Keep it short
Rather than writing a long, detailed email, keep this one as short and general as possible, and include links to relevant things you want to reference. You want to spark someone’s interest with a simple, thought-provoking email and then follow up with all the details once they’ve emailed you back.
Use their name—and get it right
When you’re sifting through 50 new emails and someone you’ve never met gets your name wrong, you’re likely to delete it. Watch out for any spelling mistakes, and, if you’re sending lots of emails at once, make sure you don’t send an email to the wrong person.
Do your research
Make sure you know exactly who the person is that you’re contacting. Where are they located? What exactly do they do? If this info is hard to track down, just make sure you don’t assume anything in your email (for example, don’t say “I hope you’re enjoying this sunny New York weather we’re having!”, only to find out they live in San Francisco).
Make a personal connection
The trouble with email is that it’s easy to feel like there’s a robot on the other end, so people don’t necessarily feel compelled to respond.
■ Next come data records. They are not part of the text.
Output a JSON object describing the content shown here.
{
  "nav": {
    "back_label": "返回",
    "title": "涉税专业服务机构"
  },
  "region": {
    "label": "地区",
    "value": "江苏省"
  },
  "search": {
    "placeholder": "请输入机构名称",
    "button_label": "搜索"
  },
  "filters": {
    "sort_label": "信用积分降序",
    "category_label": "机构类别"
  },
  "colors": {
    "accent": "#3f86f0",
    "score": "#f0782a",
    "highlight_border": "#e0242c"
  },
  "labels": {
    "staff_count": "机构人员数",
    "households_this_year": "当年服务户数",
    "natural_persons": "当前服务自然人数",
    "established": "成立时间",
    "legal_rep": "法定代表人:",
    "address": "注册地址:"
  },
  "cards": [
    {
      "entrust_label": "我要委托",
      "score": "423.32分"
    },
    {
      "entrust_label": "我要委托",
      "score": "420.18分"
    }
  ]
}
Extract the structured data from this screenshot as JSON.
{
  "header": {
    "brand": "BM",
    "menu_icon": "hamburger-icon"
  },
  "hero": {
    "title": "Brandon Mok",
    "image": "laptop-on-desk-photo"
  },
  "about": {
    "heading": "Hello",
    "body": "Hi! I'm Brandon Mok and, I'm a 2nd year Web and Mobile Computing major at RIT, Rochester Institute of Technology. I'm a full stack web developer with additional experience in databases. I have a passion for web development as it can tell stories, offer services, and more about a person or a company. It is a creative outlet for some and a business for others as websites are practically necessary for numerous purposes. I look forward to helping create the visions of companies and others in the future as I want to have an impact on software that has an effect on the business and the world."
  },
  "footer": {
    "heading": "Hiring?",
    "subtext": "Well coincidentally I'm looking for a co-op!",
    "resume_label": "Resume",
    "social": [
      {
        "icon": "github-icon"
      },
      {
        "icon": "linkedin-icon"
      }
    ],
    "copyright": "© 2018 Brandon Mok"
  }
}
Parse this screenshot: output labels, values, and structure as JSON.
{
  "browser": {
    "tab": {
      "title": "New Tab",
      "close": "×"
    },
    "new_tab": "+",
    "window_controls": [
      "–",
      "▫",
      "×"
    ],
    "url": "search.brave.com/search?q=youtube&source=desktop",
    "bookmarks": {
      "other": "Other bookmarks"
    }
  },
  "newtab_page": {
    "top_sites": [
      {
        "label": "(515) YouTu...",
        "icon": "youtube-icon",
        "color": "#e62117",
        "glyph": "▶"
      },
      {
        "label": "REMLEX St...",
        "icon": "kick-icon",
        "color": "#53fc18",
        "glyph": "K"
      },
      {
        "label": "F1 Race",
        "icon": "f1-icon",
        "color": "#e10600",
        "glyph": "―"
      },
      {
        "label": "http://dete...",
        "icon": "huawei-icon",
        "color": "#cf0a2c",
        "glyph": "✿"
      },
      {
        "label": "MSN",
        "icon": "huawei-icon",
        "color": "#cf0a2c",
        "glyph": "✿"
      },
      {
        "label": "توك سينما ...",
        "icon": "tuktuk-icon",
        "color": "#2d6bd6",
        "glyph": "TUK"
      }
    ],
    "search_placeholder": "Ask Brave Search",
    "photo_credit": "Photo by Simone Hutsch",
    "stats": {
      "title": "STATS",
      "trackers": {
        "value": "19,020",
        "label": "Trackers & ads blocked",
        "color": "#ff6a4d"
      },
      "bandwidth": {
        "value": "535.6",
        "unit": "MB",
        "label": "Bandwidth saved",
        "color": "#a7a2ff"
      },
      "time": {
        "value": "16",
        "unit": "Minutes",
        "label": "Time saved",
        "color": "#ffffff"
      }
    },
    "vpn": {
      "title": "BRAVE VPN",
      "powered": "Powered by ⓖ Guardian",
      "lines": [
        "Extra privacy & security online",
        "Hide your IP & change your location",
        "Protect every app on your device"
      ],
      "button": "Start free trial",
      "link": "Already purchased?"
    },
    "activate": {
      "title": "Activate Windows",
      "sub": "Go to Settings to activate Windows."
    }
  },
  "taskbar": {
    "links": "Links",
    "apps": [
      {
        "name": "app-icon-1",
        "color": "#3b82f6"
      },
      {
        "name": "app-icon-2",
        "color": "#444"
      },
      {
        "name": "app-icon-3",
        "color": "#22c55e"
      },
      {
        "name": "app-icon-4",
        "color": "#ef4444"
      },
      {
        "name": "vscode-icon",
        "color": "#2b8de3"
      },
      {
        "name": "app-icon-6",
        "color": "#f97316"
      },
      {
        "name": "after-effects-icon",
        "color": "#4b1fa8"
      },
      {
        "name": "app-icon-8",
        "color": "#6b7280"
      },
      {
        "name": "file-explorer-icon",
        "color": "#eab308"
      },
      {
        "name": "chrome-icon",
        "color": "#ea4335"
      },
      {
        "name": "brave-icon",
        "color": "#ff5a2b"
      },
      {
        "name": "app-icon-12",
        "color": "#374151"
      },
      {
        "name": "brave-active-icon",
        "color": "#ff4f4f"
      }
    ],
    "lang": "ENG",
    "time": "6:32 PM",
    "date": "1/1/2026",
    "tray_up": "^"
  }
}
Establish a personal connection by looking through their social feeds for common ground. For example, say: “I saw you were recently in Tuscany and thought your photos were lovely—I went a few years ago and loved Florence and I can’t wait to go back.”
Flatter a little
Be kind and genuine and tell people honestly how much you appreciate what they do. This will brighten someone’s day and create goodwill, and chances are they’ll reply to you.
It’s not unusual not to get a reply the first time—people tend not to prioritize emails from strangers. A quick, polite follow-up after the first email will often help to get a response.
Set up a call or meeting
Don’t be scared to set up a phone call or meet-up once you make contact. It’s amazing how much of a difference putting a voice (or a face) to a name can make in furthering your relationship.